Thymosin β4 and its degradation product, Ac-SDKP, are novel reparative factors in renal fibrosis

• Published in: Kidney international Vol. 84; no. 6; pp. 1166 - 1175
• Main Authors: Zuo, Yiqin, Chun, Bongkwon, Potthoff, Sebastian A., Kazi, Naj, Brolin, Tyler J., Orhan, Diclehan, Yang, Hai-Chun, Ma, Li-Jun, Kon, Valentina, Myöhänen, Timo, Rhaleb, Nour-Eddine, Carretero, Oscar A., Fogo, Agnes B.
• Format: Journal Article
• Language: English
• Published: United States Elsevier Inc 01.12.2013
• Subjects: Animals; Collagen - metabolism; Disease Models, Animal; extracellular matrix; Fibronectins - metabolism; Fibrosis; Kidney - drug effects; Kidney - metabolism; Kidney - pathology; Kidney Diseases - drug therapy; Kidney Diseases - genetics; Kidney Diseases - metabolism; Kidney Diseases - pathology; Macrophages - drug effects; Macrophages - metabolism; Male; Mice; Mice, Inbred C57BL; Mice, Knockout; Myofibroblasts - drug effects; Myofibroblasts - metabolism; obstructive nephropathy; Oligopeptides - metabolism; Oligopeptides - pharmacology; Plasminogen Activator Inhibitor 1 - deficiency; Plasminogen Activator Inhibitor 1 - genetics; renal fibrosis; Serine Endopeptidases - metabolism; Serine Proteinase Inhibitors - pharmacology; TGF-β; Thymosin - metabolism; Thymosin - pharmacology; Time Factors; Ureteral Obstruction - complications; Urological Agents - metabolism; Urological Agents - pharmacology; TGF-β; renal fibrosis; obstructive nephropathy; extracellular matrix
• ISSN: 0085-2538; 1523-1755
• DOI: 10.1038/ki.2013.209

Previously, we found thymosin β4 (Tβ4) is upregulated in glomerulosclerosis and required for angiotensin II–induced expression of plasminogen activator inhibitor-1 (PAI-1) in glomerular endothelial cells.

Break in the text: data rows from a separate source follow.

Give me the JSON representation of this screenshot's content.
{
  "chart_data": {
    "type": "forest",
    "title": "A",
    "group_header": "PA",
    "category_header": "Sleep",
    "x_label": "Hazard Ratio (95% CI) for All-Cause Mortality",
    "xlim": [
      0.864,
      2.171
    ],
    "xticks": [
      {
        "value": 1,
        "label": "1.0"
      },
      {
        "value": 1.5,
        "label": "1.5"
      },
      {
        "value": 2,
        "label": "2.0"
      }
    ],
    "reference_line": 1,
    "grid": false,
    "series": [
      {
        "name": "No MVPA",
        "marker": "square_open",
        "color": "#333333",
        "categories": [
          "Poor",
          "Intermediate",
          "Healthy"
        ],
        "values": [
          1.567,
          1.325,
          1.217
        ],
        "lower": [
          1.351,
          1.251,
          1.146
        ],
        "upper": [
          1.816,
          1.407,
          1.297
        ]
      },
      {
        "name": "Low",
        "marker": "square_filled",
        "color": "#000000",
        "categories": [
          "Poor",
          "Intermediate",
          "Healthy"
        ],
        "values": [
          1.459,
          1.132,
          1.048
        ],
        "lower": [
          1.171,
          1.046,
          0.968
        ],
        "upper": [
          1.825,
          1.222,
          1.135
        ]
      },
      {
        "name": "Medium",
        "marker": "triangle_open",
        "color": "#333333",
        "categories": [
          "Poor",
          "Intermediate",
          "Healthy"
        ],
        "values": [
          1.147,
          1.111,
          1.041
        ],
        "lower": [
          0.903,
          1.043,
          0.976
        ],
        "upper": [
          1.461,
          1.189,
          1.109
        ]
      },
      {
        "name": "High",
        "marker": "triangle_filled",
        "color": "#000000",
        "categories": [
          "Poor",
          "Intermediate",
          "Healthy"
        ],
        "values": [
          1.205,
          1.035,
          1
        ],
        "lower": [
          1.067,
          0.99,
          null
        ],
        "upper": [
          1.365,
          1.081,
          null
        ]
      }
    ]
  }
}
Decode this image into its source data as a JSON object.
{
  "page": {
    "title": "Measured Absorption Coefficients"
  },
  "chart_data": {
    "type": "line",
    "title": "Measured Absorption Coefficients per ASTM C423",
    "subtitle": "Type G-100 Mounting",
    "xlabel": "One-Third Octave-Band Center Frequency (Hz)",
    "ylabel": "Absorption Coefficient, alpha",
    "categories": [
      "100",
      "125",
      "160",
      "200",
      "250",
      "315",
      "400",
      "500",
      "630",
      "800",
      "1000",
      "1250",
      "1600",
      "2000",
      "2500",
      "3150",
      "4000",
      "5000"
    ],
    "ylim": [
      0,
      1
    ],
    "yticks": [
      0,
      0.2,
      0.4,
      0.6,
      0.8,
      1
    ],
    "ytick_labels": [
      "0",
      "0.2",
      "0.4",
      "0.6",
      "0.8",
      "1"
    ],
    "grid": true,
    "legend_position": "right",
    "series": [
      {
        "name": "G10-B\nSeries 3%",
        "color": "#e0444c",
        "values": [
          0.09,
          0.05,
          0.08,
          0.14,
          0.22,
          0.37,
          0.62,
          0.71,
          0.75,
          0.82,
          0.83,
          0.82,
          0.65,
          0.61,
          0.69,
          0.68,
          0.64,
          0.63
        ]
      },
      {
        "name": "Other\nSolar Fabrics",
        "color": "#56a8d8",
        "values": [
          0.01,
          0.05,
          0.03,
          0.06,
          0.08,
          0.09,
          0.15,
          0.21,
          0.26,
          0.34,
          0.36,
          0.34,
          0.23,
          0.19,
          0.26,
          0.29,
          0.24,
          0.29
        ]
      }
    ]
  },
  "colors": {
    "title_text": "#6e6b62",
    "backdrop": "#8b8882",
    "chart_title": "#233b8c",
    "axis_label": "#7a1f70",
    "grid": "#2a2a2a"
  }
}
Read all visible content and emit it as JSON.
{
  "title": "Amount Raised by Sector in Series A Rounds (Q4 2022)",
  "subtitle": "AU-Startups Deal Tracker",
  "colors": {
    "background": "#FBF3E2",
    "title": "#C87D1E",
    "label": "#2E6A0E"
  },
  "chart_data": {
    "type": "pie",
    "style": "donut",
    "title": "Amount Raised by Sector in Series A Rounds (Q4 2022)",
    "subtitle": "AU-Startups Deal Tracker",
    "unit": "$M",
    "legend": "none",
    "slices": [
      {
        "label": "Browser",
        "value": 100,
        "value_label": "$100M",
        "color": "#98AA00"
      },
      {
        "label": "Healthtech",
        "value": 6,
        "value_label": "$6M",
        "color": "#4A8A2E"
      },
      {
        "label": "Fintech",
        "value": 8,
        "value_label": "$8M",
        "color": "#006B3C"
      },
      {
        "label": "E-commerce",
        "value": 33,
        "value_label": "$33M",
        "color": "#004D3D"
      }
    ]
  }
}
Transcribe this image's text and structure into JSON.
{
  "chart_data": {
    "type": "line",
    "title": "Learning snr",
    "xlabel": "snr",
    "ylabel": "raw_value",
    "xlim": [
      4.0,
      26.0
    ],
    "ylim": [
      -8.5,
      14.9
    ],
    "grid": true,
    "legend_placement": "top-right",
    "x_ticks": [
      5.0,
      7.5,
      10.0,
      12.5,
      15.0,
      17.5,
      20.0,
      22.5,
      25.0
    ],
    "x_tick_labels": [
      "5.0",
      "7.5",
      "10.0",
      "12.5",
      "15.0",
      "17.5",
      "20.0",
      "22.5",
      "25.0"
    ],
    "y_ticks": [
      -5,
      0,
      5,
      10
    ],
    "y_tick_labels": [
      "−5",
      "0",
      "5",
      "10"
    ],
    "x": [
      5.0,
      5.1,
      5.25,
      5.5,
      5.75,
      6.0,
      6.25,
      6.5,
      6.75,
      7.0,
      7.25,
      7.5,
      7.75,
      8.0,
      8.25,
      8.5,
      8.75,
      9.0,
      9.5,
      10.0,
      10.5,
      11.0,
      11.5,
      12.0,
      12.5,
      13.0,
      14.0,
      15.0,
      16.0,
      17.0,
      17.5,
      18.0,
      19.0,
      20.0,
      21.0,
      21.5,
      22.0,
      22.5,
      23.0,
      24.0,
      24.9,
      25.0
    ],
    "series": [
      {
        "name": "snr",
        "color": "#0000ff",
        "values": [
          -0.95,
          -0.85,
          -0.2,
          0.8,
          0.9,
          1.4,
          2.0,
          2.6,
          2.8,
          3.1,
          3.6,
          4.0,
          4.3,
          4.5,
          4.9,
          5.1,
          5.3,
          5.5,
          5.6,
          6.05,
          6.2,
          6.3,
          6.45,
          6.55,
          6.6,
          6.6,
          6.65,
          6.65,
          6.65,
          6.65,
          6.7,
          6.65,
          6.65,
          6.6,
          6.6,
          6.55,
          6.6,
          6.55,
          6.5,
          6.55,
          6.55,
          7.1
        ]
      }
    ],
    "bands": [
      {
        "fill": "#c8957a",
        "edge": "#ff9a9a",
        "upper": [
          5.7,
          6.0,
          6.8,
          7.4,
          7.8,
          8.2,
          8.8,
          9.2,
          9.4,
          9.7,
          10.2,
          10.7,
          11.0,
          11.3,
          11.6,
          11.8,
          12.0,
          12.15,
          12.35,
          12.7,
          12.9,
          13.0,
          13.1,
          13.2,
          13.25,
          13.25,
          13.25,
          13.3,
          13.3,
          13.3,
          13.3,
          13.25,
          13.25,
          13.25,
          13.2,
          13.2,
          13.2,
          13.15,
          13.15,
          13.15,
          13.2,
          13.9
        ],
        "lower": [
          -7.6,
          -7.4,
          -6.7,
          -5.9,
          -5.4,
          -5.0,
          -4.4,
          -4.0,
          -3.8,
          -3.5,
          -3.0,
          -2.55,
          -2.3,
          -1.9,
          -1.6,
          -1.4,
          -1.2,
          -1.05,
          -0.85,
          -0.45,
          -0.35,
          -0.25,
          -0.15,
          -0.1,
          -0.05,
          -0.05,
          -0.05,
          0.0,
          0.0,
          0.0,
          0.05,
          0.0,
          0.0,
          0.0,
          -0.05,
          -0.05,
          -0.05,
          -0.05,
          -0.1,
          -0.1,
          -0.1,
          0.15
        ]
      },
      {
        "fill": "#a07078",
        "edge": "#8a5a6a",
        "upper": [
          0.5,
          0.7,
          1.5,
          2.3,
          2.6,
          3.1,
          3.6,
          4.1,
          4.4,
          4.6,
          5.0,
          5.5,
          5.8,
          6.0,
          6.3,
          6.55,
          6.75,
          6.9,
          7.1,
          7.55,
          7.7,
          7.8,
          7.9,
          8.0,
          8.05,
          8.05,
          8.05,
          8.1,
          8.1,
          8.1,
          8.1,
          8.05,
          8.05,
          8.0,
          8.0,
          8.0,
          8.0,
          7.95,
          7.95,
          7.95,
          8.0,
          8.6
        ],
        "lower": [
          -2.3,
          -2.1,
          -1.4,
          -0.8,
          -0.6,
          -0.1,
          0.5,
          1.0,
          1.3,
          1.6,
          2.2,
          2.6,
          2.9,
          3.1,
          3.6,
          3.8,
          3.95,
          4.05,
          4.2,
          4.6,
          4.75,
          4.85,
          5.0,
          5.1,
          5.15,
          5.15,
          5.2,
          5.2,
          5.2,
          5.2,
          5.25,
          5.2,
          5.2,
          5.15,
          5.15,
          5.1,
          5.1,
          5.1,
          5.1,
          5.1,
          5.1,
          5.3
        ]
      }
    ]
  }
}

Tβ4 has beneficial effects in dermal and corneal wound healing and heart disease, yet its effects in kidney disease are unknown. Here we studied renal fibrosis in wild-type and PAI-1 knockout mice following unilateral ureteral obstruction to explore the impact of Tβ4 and its prolyl oligopeptidase tetrapeptide degradation product, N-acetyl-seryl-aspartyl-lysyl-proline (Ac-SDKP), in renal fibrosis. Additionally, we explored interactions of Tβ4 with PAI-1. Treatment with Ac-SDKP significantly decreased fibrosis in both wild-type and PAI-1 knockout mice, as observed by decreased collagen and fibronectin deposition, fewer myofibroblasts and macrophages, and suppressed profibrotic factors. In contrast, Tβ4 plus a prolyl oligopeptidase inhibitor significantly increased fibrosis in wild-type mice. Tβ4 alone also promoted repair and reduced late fibrosis in wild-type mice. Importantly, both profibrotic effects of Tβ4 plus the prolyl oligopeptidase inhibitor, and late reparative effects of Tβ4 alone, were absent in PAI-1 knockout mice. Thus, Tβ4 combined with prolyl oligopeptidase inhibition is consistently profibrotic, but by itself has antifibrotic effects in late-stage fibrosis, while Ac-SDKP has consistent antifibrotic effects in both early and late stages of kidney injury. These effects of Tβ4 are dependent on PAI-1.